Rupanti Munda: Captaining change
Rupanti, born in Dhoti Village in Latehar District of Jharkhand, having lost her father, faced a further crisis when her brother was killed in Naxalite violence. Rupanti began working at the farm to make ends meet. Rupanti’s story changed when she came in touch with Aahan. During one of her visits, Dr Rashmi Tiwari found Rupanti working on the farm and learnt about her desire to play football. Seeing her talent and interest in sports. Aahan helped her get football training.
Artee Munda: Changing minds with art
Artee comes from a village where child marriage is an accepted social norm. As part of our ongoing research and interactions with the tribal girls, the Aahan team met Artee K Munda and learnt about her challenges in continuing her education and following her passion for Arts.
Aahan supported Artee through our Fellowship program ‘Urja’ in which, besides special training on Madhubani painting, she learnt skills such as leadership and digital literacy.
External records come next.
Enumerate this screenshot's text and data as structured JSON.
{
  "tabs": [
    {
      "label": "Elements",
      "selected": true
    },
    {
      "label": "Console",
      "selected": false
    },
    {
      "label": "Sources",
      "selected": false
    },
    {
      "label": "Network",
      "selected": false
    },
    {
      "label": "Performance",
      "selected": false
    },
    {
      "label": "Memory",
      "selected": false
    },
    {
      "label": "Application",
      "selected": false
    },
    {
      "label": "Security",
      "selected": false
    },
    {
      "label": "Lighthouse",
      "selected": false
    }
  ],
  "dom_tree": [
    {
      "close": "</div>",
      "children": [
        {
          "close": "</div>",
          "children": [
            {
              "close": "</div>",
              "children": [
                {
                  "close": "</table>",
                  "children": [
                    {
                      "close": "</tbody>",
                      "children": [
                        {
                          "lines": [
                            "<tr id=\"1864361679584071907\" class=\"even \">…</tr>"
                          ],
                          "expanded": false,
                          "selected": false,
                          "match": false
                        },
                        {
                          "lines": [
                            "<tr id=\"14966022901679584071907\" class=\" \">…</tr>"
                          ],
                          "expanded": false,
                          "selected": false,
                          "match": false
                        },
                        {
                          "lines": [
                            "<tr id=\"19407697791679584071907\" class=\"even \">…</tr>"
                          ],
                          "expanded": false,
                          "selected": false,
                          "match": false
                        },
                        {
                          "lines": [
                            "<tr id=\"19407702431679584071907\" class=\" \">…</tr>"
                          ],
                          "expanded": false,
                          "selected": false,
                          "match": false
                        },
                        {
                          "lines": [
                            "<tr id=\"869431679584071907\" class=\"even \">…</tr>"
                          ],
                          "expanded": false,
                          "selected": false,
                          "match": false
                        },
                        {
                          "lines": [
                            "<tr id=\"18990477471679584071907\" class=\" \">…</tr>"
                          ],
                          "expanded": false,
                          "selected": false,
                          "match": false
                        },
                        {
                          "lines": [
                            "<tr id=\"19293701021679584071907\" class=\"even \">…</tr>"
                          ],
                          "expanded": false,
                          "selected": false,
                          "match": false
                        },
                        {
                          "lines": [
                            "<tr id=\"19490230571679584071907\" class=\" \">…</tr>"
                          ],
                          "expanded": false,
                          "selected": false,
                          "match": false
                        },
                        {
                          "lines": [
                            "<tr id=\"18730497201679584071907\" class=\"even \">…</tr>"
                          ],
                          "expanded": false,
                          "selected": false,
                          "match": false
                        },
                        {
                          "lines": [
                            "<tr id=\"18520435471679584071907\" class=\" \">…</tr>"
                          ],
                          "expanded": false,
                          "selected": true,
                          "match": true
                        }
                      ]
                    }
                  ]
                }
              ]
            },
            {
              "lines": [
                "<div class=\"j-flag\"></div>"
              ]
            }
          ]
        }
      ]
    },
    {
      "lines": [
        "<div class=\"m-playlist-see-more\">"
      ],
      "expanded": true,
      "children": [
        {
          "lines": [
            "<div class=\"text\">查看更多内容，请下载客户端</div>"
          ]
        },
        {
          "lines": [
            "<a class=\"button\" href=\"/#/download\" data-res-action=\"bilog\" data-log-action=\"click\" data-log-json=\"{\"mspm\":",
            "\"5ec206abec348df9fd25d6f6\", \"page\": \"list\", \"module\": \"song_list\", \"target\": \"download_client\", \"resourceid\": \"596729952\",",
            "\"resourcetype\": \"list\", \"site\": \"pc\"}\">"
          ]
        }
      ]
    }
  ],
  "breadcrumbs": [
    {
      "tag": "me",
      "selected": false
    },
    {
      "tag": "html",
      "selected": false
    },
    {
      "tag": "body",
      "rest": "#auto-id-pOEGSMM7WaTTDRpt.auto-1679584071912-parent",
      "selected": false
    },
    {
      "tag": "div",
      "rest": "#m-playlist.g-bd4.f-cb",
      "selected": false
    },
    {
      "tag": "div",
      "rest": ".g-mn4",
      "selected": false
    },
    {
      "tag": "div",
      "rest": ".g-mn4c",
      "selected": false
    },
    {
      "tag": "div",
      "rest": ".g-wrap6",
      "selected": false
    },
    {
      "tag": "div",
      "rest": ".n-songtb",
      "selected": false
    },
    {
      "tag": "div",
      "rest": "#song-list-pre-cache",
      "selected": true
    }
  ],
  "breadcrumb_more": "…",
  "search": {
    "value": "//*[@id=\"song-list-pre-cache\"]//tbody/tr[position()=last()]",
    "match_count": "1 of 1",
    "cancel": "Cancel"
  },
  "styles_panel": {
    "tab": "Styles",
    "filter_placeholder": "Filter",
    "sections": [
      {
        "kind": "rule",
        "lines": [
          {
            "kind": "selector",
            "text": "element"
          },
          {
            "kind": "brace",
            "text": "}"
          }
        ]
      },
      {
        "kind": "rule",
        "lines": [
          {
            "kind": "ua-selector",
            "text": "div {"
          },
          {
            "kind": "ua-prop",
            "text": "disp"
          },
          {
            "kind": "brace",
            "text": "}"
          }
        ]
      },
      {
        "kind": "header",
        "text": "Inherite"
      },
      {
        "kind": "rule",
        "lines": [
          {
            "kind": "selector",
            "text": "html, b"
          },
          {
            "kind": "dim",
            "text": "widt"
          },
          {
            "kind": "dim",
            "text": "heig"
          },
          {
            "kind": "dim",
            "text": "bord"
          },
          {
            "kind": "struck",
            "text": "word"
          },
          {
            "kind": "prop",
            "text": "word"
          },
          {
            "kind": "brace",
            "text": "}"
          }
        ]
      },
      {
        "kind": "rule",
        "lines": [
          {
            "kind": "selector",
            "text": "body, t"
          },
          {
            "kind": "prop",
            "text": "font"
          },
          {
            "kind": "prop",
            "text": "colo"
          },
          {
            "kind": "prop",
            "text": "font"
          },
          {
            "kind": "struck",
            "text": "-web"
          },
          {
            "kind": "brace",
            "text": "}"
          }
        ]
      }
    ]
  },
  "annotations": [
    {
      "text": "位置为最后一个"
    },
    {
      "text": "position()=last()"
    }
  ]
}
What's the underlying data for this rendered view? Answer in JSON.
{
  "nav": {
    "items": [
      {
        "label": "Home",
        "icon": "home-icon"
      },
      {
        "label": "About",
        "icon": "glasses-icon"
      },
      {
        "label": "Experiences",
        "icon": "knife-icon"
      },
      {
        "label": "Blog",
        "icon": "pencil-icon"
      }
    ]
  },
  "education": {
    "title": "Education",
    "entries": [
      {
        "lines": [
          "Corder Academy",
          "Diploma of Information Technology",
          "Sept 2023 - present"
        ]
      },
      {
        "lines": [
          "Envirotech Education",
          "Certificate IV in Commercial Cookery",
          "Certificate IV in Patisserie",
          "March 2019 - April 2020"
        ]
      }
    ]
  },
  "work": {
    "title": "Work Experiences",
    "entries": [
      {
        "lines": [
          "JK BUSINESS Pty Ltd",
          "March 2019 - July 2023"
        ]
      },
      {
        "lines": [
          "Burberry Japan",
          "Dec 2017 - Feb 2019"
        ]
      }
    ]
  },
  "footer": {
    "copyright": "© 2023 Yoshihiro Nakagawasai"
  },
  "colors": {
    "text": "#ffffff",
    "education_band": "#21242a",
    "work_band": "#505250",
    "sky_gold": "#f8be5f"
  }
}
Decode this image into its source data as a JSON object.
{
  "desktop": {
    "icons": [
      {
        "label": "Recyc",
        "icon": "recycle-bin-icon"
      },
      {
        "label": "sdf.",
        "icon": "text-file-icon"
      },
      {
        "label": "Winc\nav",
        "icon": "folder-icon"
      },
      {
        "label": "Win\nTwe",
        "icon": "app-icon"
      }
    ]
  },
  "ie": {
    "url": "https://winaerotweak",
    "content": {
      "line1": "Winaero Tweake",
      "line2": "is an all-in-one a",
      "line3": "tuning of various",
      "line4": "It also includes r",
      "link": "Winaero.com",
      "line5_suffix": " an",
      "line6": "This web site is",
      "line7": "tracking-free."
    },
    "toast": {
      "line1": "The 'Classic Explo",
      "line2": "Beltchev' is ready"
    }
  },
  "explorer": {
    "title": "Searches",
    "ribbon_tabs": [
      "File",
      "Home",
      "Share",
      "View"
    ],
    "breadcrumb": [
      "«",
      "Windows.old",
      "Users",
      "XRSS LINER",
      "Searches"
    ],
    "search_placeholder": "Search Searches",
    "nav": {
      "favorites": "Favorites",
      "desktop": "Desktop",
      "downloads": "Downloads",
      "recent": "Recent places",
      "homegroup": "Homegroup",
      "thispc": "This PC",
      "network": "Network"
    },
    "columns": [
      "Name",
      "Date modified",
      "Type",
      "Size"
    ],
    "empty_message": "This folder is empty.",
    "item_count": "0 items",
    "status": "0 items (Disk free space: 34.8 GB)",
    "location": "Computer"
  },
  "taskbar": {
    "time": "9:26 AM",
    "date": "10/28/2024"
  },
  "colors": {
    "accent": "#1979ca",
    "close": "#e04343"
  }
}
Through this program, she received training from national level Madhubani artists.
Puja Munda : Learning to lead
When she was in class III, her parents sent Puja to Ranchi to work as domestic help. After three years of misery, she refused to work as domestic help. Puja and her youngest sister were sent to stay in a different village at a relative’s place.
She was identified as a child trafficking victim by an Aahan Program Coordinator. Her transformation was challenging. It began with the coordinators having discussions with her parents to convince them to stop sending her to work as domestic help.
Asha Kumari: From being empowered to empowering
Daughter of a daily wage labourer, Asha worked as a farm labourer in their village to support her six-member family. Her parents were alcoholics; hence none of the siblings could study beyond Class 10th.
Asha came into contact with Aahan girls, who were distributing sanitary napkins and sanitisers as part of Aahan’s Covid Relief Program. She was keen on joining in the activities conducted at the Aahan Centre. The team worked on convincing her parents to let her participate.
Anju Kumari: Healing through art
Anju, with alcoholic parents, lived in harsh circumstances with domestic violence a daily affair at home. Anju’s mother earned through selling homemade alcohol and vegetable. Her father did not work. Needing to improve their financial situation, Anju had to work as a daily wage labourer in other people’s farms, while her sister had to discontinue her studies after Class 5 and started working as a daily wage labourer in a nearby city. Anju also has to take care of household chores.
Anju was identified as a girl facing GBV by Aahan fellows during a door to door survey of girls out of school.
Reena Hora: Making the right moves
Reena, the daughter of a farmer and an alcohol seller, grew up seeing alcoholism and domestic violence at home.
At five years, she was sent to stay with her grandparents. Desiring to study, she applied to Kasturba Gandhi Vidyalaya, a residential school for tribal girls in Jharkhand. At school, she was exposed to chess, which she started playing with stones. When she was in class 8th, she learned about Aahan’s Udaan Fellowship program and applied for it. She was the youngest Udaan Fellow at Aahan.